SLA-Centric Automated Algorithm Selection Framework for Cloud Environments
This addresses SLA management for cloud service providers and consumers, but appears incremental as it applies existing ML techniques to a specific domain problem.
The authors tackled the problem of SLA violations in cloud computing by proposing an automated algorithm-selection framework that uses machine learning to rank algorithm-hardware pairs based on SLA constraints, applying it to the 0-1 knapsack problem with a curated dataset of 6 algorithms.
Cloud computing offers on-demand resource access, regulated by Service-Level Agreements (SLAs) between consumers and Cloud Service Providers (CSPs). SLA violations can impact efficiency and CSP profitability.

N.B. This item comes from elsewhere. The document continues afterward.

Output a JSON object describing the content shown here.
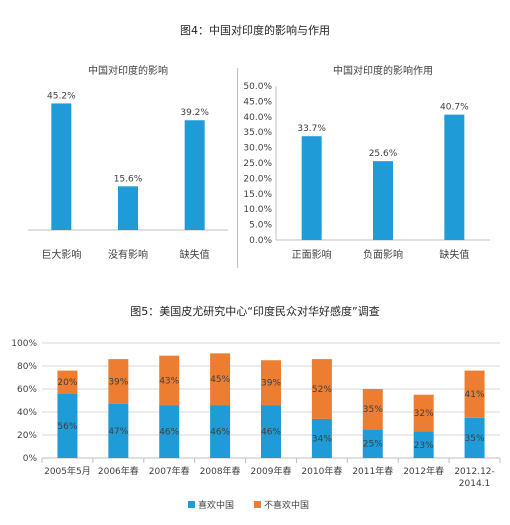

In this work, we propose an SLA-aware automated algorithm-selection framework for combinatorial optimization problems in resource-constrained cloud environments. The framework uses an ensemble of machine learning models to predict performance and rank algorithm-hardware pairs based on SLA constraints. We also apply our framework to the 0-1 knapsack problem. We curate a dataset comprising instance specific features along with memory usage, runtime, and optimality gap for 6 algorithms. As an empirical benchmark, we evaluate the framework on both classification and regression tasks. Our ablation study explores the impact of hyperparameters, learning approaches, and large language models effectiveness in regression, and SHAP-based interpretability.